Venture funds are clear: given the uncertainty of the coming few years as the Fed seeks to unwind its decades-long monetary policy, the mandate for CEOs is to:
- Cut burn.
- Slow growth.
- Carefully manage towards profitability.
This is a tough pill to swallow for founders who were planning to accelerate growth this year. Open Twitter and you’ll find a cacophony of founders, investors, and advisors doling out advice for what to do next: downsize your product offerings; freeze all hiring; consider mass layoffs.
The fact is, you can indeed cut burn and manage toward profitability while still defaulting to growth. In fact, that’s how the winners of this downturn will pull ahead.
To manage their huge levels of risk, large companies must freeze hiring. If you’re an entrepreneur, this is good news for you.

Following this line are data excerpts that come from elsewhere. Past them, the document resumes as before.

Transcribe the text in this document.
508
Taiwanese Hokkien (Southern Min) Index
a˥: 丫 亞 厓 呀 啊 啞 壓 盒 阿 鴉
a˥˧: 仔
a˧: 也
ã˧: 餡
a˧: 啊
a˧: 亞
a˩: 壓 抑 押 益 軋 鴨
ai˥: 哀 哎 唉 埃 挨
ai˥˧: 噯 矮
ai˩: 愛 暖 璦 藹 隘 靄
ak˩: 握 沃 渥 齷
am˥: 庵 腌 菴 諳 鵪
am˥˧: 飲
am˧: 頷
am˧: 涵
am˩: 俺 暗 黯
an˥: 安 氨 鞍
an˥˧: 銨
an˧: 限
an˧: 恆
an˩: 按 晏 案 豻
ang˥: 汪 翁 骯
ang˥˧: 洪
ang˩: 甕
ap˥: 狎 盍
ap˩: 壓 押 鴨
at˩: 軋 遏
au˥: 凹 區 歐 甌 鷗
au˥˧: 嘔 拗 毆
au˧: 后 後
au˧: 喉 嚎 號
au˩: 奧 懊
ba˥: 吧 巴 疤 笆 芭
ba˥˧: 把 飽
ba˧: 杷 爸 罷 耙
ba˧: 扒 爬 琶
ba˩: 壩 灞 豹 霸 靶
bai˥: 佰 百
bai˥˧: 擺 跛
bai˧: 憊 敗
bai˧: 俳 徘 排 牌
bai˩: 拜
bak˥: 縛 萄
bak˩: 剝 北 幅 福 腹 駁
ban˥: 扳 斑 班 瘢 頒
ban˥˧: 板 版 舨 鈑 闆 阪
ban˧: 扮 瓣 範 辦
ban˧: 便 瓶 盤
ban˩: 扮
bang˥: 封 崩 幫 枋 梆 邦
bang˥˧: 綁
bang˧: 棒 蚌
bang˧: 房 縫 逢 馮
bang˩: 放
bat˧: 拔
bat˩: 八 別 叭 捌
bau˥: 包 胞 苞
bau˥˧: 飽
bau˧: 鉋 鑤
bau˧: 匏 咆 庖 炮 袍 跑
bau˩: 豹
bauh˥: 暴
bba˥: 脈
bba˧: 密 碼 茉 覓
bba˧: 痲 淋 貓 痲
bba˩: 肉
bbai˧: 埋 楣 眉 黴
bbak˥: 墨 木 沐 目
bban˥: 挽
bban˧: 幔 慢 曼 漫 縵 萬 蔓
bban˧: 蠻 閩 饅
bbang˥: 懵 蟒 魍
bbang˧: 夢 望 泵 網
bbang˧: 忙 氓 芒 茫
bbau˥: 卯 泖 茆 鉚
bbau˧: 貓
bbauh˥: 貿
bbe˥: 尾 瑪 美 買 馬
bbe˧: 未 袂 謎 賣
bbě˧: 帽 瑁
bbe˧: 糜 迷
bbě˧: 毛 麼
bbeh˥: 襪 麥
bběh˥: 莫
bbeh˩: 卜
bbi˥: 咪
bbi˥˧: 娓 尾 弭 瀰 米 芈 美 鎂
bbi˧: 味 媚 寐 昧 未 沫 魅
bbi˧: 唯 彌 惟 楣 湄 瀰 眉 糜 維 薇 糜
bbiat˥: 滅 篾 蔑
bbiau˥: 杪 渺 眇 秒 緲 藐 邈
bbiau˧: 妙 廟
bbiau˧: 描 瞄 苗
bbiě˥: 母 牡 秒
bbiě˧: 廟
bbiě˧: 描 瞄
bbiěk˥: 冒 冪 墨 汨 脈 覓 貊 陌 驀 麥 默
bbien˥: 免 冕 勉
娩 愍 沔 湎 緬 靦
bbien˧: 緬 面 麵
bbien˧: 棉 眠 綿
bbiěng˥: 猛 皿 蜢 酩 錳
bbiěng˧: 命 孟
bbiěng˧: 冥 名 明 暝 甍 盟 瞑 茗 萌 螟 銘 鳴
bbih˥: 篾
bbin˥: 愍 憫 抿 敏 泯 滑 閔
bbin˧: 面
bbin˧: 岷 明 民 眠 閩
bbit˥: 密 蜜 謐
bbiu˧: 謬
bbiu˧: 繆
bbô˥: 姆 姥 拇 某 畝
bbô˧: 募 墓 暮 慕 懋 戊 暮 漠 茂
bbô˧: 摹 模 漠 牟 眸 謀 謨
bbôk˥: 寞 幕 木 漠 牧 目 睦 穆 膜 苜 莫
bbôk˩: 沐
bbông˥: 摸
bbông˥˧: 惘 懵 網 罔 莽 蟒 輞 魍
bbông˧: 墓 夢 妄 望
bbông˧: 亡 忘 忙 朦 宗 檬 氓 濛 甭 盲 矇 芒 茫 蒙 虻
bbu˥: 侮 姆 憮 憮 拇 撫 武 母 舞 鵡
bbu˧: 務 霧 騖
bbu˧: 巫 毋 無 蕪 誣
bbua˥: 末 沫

So what does that look like?
Fractional hiring is a growth cheat code
We’ve been operating as a bootstrapped business for close to a decade, so we’re familiar with forecasting budgets around very conservative scenarios, and adjusting within 30-day or 90-day windows. This has allowed us to not only stay profitable, but be nimble as well. When faced with economic chaos in March 2020, we maintained our growth rate by quickly adjusting budgets.
Instead of pausing hiring and delaying our team’s ability to execute, we employ a fractional model for hiring. As we’ve scaled headcount over the years, we’ve always tried to bring on key people first as (typically, part-time) contractors, and then convert them to full-time employees.